Before an EU summit in December that agreed that a new economic and financial pact was required, German chancellor Angela Merkel, and President Sarkozy, of France, spoke of their desire for tax harmonisation in the EU. Germany and France have agreed to merge their tax systems by 2013.
But answering questions after a speech today at a Thomson Reuters Newsmaker event in London, Kenny said: “The difference between our rate and other countries’ is that it is a single rate, transparent across the spectrum, not going up, not going down.”
Kenny said that in a visit to the US shortly after he came to power last March, business leaders told him that they welcomed “clarity and certainty” about the corporate tax rate.
Five hundred US companies now have operations in Ireland, including Google and Facebook, because, Kenny said, for reasons such as the passion and education of Irish people, not just the low corporation tax rate.

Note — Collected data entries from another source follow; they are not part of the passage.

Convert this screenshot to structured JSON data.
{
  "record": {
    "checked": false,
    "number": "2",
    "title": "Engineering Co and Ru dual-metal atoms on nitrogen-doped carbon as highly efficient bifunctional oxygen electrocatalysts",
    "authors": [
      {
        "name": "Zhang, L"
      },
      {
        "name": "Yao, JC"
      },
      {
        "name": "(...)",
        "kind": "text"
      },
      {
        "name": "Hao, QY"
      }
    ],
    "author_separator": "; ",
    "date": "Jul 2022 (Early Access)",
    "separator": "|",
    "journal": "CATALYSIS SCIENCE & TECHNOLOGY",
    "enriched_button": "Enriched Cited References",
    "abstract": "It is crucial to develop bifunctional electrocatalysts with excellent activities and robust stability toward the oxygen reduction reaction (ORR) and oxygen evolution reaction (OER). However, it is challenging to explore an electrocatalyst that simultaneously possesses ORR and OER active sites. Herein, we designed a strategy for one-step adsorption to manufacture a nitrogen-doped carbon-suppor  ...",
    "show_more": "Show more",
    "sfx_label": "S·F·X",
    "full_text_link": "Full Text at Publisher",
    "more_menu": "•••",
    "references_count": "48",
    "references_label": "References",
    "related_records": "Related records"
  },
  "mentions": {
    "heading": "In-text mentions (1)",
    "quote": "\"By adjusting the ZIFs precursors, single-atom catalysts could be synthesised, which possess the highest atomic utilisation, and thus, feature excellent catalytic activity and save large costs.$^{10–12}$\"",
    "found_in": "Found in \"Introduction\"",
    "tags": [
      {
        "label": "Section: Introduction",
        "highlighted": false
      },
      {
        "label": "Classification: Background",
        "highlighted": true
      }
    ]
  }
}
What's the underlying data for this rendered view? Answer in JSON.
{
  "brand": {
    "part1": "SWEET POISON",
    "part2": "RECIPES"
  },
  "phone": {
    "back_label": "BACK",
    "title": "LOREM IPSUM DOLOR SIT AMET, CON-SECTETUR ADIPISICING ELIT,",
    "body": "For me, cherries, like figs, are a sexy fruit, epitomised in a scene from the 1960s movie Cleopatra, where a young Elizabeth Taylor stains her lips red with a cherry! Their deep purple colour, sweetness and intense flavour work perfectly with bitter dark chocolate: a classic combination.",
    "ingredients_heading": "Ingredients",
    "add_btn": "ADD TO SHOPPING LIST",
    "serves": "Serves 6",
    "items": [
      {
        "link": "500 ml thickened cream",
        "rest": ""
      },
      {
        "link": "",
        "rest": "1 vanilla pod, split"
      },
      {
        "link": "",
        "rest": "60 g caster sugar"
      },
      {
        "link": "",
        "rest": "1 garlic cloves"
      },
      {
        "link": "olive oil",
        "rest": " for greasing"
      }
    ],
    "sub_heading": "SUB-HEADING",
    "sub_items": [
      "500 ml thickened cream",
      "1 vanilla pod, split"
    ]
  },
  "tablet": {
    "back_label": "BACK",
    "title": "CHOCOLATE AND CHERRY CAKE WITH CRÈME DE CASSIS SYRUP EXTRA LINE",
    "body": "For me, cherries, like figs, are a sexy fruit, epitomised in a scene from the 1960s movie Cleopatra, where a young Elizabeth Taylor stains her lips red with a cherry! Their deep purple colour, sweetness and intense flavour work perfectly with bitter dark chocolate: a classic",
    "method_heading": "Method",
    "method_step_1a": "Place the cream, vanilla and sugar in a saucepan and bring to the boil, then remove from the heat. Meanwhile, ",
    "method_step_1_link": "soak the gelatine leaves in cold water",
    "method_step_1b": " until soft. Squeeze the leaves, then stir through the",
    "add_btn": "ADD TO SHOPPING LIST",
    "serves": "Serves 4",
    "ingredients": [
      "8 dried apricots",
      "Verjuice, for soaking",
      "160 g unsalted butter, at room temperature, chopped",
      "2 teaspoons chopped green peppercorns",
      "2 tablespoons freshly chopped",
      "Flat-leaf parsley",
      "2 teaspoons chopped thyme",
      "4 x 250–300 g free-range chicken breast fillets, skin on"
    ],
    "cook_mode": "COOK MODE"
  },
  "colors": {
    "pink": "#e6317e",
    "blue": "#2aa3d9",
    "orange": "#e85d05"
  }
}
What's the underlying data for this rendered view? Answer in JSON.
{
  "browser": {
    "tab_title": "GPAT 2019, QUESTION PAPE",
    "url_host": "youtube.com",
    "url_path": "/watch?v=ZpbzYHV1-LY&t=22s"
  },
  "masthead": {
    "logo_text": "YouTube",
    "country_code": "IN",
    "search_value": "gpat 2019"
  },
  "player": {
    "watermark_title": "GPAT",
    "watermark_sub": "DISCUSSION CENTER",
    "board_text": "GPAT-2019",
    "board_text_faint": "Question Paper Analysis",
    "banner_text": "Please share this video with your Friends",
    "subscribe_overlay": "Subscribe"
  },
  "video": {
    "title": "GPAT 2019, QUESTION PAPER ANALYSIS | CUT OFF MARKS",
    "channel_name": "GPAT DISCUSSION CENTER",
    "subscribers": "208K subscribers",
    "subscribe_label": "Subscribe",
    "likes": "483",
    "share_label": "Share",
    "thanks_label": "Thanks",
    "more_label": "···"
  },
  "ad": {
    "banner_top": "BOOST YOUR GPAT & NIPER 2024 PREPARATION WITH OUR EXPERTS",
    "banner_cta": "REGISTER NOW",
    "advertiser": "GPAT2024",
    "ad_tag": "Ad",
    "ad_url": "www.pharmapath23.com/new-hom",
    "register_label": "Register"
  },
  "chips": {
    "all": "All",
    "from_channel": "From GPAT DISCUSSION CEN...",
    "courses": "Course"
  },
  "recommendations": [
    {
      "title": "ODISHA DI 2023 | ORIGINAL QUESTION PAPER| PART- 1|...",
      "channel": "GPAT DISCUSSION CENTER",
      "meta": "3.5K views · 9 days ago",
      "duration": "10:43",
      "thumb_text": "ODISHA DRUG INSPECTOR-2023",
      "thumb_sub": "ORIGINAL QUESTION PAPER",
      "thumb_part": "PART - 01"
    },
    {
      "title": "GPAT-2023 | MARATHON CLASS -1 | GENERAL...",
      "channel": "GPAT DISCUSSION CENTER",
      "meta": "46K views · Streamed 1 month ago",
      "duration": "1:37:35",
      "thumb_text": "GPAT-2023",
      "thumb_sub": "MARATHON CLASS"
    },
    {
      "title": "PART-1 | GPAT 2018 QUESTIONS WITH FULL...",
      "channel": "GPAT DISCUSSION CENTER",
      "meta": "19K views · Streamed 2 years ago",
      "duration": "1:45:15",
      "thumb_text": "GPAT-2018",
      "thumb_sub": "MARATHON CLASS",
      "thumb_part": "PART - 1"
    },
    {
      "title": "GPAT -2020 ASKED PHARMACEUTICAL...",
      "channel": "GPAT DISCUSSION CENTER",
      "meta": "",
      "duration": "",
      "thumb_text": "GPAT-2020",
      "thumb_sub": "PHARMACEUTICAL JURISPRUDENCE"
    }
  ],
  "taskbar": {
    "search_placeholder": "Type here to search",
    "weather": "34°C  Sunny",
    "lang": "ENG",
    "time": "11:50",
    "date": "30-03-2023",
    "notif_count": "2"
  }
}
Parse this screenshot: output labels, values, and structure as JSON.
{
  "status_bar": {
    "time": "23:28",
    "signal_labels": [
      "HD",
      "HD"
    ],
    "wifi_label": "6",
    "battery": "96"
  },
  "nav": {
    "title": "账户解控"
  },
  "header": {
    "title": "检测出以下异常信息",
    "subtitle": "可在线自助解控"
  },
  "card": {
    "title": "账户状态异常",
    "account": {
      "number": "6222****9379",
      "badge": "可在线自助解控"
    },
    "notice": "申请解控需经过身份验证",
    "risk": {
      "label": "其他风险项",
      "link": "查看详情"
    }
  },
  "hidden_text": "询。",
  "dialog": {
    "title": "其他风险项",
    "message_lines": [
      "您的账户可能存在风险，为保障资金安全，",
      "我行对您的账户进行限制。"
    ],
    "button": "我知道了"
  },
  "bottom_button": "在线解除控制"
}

“Tax harmonisation is a different issue,” Kenny added. “The commission is free to table any paper it wishes as a basis for legislation.”
Ireland is one of a number of member states against the proposal for a common consolidated corporate tax base, which the European Commission issued in March.
In the speech, which covered how the Irish economy is performing as part of the EU/IMF bailout programme, the Taoiseach said that apart from committing to the low corporate tax rate, the government had used other tax policies to help the economy, such as reducing VAT in industries that were labour-intensive such as hospitality.